Przygnębienie potęguje fakt, że Anna Lubczyk ma całkiem niezłe pomysły, którymi niestety nagle przestała się z nami dzielić, nie wiadomo, co  było tego powodem. Do fabuły również wkradł się niebezpieczny  chaos, sama nie byłam do końca pewna, na którym wątku  powinnam ostatecznie skupić moją uwagę. Zaintrygowały mnie medyczne kąski, gdyby  pójść w nieco  innym  kierunku, autorka mogłaby  stworzyć nieziemski thriller psychologiczny  przyprószony solidną dawką mroku. Cóż wygrała niestety miłość do fantastyki, niestety bez korzyści dla książki, bo gdyby obrać bardziej racjonalny kierunek, książka zyskałaby większą moc. Dynamika fabuły to  taka przeplatanka, raz dzieje się sporo, innym razem poraża wszechogarniający spokój, brakuje balansu. Największym mankamentem jest fakt, że choroba wywoływana przez wirus powoduje tylko zmiany  w wyglądzie, tym  samym można z nią spokojnie żyć. I to niby ma być przerażająca pandemia? Większość wątków związanych z chorobą jak dla mnie to jakiś żart. Co więc w niej przerażającego i śmiercionośnego? Tutaj przyszedł  czas na nie do końca udane wątki  społeczno- polityczne, niepotrzebnie potęgujące przygnębienie płynące z lektury, dodatkowo wprawiające w smętny nastrój. W końcówce Lubczyk ostatecznie się zrehabilitowała, aż leciały  iskry i była moc.

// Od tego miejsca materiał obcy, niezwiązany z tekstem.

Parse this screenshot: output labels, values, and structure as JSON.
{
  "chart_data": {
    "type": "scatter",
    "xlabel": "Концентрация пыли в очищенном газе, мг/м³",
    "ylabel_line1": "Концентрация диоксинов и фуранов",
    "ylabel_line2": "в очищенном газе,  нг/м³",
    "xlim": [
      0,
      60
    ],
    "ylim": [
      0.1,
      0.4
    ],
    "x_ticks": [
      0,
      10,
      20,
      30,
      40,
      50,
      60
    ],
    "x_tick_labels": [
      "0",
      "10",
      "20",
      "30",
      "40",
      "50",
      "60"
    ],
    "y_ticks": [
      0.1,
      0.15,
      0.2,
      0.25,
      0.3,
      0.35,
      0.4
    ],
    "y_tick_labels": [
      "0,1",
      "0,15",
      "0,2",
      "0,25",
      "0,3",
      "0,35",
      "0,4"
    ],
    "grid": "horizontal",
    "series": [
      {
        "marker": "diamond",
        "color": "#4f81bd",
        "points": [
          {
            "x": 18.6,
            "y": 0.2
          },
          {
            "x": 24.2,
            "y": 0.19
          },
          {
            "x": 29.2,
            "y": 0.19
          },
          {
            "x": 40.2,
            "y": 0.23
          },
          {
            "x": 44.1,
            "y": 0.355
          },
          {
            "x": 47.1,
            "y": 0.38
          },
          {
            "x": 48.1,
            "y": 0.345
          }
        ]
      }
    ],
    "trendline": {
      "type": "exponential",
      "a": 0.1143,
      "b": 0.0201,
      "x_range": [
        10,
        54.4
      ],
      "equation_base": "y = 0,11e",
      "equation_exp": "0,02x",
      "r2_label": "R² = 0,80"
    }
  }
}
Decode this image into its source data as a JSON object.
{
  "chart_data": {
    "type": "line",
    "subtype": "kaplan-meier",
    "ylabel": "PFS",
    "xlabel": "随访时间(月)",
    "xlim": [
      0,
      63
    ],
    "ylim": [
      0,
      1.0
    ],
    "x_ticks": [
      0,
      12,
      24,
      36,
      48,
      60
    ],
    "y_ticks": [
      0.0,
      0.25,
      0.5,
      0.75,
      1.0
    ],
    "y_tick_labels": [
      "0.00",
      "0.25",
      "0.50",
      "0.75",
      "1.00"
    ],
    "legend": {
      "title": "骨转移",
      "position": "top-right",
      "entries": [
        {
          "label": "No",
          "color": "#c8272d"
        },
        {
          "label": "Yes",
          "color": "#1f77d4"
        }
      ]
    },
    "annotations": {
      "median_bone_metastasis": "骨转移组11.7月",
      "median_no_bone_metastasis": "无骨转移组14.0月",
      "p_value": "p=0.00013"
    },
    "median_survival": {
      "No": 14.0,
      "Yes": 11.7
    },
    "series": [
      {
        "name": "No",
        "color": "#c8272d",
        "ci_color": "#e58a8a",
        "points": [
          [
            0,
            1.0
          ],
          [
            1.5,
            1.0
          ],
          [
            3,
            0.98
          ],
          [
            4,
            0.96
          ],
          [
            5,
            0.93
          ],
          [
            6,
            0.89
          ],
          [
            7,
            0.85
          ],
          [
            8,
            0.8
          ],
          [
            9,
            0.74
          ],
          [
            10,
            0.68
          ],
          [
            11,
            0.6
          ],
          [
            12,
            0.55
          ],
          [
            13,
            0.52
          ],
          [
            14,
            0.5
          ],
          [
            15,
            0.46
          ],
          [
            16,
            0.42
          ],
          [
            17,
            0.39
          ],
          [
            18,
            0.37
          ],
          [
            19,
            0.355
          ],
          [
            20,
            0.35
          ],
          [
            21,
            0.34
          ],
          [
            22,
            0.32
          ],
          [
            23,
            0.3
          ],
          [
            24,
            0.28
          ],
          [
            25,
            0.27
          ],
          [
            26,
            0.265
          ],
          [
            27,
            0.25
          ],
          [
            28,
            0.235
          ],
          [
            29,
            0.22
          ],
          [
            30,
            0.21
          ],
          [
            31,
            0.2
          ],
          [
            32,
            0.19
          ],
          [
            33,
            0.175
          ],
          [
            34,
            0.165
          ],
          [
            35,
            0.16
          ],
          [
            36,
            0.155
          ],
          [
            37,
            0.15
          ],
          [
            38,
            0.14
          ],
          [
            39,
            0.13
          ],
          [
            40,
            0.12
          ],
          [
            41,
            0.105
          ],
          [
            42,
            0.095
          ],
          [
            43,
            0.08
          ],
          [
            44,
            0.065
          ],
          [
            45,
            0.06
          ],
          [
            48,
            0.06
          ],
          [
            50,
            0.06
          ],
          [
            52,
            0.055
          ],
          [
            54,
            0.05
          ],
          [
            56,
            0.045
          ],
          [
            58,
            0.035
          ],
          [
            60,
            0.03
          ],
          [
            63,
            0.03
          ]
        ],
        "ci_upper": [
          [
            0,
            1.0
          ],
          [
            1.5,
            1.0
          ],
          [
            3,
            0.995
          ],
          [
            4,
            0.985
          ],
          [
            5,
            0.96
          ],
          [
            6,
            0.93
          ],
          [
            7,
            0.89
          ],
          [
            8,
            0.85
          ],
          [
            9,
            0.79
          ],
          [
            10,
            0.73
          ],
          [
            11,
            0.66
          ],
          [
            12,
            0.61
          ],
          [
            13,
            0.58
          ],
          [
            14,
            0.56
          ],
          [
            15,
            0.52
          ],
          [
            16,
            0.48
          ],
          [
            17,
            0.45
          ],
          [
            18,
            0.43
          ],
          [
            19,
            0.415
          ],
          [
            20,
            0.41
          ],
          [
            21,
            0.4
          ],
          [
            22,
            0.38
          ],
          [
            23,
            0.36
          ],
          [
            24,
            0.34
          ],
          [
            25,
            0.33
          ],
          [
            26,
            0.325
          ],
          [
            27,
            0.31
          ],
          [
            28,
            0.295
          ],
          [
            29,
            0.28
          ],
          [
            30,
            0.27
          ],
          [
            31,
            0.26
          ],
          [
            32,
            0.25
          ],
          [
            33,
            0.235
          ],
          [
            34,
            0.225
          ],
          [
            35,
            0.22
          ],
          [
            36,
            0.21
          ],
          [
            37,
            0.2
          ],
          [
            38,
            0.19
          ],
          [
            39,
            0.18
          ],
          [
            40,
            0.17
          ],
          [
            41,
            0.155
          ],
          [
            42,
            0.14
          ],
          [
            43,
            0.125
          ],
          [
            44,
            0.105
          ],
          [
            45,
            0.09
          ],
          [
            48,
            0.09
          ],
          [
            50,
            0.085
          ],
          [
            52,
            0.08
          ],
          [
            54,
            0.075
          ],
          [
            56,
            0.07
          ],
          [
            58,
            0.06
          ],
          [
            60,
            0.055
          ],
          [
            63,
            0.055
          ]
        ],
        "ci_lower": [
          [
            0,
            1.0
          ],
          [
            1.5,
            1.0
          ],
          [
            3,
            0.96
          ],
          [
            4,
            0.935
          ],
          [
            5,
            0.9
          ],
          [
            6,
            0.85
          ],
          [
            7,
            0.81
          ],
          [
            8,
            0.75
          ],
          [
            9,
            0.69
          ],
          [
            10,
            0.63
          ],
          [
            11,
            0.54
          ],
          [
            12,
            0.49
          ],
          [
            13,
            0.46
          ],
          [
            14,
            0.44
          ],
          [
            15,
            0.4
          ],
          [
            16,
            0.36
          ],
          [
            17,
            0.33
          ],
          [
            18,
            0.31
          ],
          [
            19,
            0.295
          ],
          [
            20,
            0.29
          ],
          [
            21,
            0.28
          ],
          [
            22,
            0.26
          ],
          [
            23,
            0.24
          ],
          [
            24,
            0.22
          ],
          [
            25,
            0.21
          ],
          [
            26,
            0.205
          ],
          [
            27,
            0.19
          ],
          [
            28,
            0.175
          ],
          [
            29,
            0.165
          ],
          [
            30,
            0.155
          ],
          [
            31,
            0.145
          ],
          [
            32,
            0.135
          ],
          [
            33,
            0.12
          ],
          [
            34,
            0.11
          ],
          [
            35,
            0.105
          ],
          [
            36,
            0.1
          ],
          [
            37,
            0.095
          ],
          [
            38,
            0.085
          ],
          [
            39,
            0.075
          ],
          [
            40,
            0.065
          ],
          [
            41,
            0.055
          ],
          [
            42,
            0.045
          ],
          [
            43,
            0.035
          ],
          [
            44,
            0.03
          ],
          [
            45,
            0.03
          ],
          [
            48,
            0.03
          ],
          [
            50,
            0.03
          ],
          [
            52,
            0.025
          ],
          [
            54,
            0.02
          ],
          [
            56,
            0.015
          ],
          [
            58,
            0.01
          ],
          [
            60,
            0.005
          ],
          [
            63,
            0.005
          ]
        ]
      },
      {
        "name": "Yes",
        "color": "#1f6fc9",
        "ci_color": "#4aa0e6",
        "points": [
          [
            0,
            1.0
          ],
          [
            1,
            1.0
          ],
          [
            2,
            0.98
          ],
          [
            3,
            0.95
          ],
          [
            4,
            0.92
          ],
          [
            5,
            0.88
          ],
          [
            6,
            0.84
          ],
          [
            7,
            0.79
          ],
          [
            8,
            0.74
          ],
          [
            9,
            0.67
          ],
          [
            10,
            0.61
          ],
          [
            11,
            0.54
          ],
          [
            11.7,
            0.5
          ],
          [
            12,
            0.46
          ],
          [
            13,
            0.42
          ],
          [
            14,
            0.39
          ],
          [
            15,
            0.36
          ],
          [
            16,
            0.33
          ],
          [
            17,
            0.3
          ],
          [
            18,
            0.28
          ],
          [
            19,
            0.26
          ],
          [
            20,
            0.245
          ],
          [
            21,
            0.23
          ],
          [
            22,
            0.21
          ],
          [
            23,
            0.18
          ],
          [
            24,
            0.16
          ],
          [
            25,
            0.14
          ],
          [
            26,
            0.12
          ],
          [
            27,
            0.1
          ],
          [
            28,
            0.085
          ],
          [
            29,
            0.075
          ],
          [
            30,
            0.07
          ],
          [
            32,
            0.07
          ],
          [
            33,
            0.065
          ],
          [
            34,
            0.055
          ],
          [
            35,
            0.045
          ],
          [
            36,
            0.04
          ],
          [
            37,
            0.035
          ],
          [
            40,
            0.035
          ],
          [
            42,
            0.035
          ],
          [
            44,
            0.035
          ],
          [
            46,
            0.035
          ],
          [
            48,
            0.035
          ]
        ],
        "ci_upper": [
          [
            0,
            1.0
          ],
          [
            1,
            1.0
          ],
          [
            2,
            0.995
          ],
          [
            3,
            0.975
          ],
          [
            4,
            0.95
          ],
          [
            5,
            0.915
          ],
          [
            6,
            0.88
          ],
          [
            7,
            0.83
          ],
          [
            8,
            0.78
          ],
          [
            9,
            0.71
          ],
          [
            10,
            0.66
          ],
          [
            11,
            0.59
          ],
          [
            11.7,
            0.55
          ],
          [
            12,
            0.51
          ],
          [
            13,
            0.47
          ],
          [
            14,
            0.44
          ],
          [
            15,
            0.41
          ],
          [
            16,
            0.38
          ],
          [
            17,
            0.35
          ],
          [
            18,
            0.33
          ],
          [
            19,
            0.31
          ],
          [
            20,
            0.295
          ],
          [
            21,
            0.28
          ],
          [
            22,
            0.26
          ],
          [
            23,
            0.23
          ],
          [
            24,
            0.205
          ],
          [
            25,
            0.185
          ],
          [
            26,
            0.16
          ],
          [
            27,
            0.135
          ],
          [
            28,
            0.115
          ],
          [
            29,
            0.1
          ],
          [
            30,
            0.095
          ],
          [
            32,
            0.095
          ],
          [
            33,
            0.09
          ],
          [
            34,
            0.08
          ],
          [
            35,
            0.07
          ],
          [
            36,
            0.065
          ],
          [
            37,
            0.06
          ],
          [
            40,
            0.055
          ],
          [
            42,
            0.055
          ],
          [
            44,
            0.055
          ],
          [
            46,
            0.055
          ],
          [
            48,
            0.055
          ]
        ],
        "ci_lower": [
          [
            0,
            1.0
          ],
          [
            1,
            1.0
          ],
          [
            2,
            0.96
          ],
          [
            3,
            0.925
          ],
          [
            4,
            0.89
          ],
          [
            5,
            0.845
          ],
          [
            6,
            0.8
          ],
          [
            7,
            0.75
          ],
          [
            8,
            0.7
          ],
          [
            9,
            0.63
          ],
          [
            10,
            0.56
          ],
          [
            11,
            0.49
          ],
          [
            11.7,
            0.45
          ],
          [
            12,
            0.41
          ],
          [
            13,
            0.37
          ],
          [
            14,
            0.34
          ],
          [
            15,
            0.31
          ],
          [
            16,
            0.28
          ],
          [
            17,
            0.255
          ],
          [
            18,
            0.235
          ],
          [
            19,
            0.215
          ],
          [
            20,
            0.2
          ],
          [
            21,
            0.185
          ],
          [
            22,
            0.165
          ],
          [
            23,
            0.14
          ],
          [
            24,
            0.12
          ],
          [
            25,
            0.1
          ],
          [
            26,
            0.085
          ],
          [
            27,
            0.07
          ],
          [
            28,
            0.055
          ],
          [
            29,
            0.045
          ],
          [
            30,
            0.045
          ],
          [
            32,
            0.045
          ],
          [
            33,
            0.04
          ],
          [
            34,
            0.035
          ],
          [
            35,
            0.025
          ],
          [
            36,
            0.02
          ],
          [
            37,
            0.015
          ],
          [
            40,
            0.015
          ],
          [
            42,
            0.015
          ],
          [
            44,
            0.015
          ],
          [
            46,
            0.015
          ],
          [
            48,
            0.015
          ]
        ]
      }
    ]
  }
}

Dom z niebieskiego szkła jest pozycją z  nie do końca wykorzystanym potencjałem. Gdyby troszeczkę książkę przeredagować byłby to genialny  postapokaliptyczno- sensacyjny scenariusz. Jak na debiut osoby niezwiązanej ze światem literatury, pozycja wypada nieźle z kilkoma istotnymi zastrzeżeniami. Biorąc bod uwagę biotechnologiczne wykształcenie autorki, liczę, że stworzy niebawem  genialny thriller medyczny.